R.J. Reynolds Vapor Company v. Altria Client Services LLC, No. 25-158
This case addresses whether the Federal Circuit's "built-in apportionment" exception violates Garretson v. Clark, 111 U.S. 120 (1884), which requires patentees to "in every case give evidence tending to separate or apportion the defendant's profits and the patentee's damages between the patented feature and the unpatented features." After a 2022 jury trial, Reynolds was found to infringe Altria's e-cigarette patents and ordered to pay $95.2 million based on a 5.25% royalty rate calculated using a lump-sum license. The Federal Circuit majority affirmed in December 2024, finding sufficient evidence of "built-in apportionment" in the comparable license, but Reynolds argues this undermines the fundamental requirement to separate the patent's contribution from unpatented features.
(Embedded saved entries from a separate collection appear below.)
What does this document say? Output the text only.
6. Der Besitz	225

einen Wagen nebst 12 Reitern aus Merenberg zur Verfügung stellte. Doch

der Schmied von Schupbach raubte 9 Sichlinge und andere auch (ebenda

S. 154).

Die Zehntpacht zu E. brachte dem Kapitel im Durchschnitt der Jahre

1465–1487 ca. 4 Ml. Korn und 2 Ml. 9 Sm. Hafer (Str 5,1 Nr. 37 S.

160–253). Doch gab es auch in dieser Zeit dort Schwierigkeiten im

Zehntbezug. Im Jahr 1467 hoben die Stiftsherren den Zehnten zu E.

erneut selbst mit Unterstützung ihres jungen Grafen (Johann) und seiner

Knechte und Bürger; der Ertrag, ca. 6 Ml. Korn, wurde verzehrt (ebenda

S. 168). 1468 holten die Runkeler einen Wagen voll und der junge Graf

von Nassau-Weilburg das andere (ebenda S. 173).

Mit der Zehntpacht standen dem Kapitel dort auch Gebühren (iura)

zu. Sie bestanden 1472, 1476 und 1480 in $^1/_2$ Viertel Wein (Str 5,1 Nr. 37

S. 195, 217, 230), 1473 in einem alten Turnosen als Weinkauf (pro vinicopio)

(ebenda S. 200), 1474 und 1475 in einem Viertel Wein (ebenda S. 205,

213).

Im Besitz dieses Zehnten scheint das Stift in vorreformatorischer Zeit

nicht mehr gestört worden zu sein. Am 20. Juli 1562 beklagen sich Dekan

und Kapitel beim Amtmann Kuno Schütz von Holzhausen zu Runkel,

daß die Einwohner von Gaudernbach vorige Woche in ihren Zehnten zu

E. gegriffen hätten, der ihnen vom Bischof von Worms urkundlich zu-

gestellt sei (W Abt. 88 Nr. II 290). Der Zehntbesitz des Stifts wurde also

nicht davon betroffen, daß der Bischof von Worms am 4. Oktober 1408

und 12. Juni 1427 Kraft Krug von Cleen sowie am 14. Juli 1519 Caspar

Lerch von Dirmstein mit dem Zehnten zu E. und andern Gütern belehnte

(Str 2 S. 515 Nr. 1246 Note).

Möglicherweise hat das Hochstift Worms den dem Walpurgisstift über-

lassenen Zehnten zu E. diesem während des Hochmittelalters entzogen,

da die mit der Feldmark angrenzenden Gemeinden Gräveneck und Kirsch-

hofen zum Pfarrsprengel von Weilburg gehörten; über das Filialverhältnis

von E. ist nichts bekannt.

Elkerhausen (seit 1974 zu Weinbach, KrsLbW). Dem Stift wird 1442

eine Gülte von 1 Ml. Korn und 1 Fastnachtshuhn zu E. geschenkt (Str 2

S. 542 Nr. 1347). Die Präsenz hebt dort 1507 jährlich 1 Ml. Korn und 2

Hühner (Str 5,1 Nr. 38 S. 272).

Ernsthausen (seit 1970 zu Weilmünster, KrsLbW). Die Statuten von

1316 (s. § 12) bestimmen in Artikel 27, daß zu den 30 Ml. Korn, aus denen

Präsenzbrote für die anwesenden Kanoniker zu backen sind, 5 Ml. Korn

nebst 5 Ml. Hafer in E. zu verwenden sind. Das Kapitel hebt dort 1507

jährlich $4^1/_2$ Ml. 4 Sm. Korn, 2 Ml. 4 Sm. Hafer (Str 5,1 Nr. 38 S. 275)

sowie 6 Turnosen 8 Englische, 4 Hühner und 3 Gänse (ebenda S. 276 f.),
Reynolds alternatively requests a grant-vacate-remand in light of the Federal Circuit's intervening May 2025 en banc decision in EcoFactor, Inc. v. Google LLC, 137 F.4th 1333 (Fed. Cir. 2025), which vacated a $20 million damages award and held district courts must rigorously assess damages expert testimony regarding comparable licenses.
United Services Automobile Association v. PNC Bank N.A., No. 25-149
This case presents an administrative law question about whether the PTAB's IPR decision was arbitrary and capricious under the Administrative Procedure Act (APA) when it reached different conclusions than prior PTAB proceedings involving "saliently similar facts" but different parties. USAA owns patents covering mobile check deposit technology, and when Wells Fargo challenged these patents in IPR using functionally identical prior art, the PTAB denied the challenges and found claims not obvious, leading to a $200 million jury award against Wells Fargo in 2019.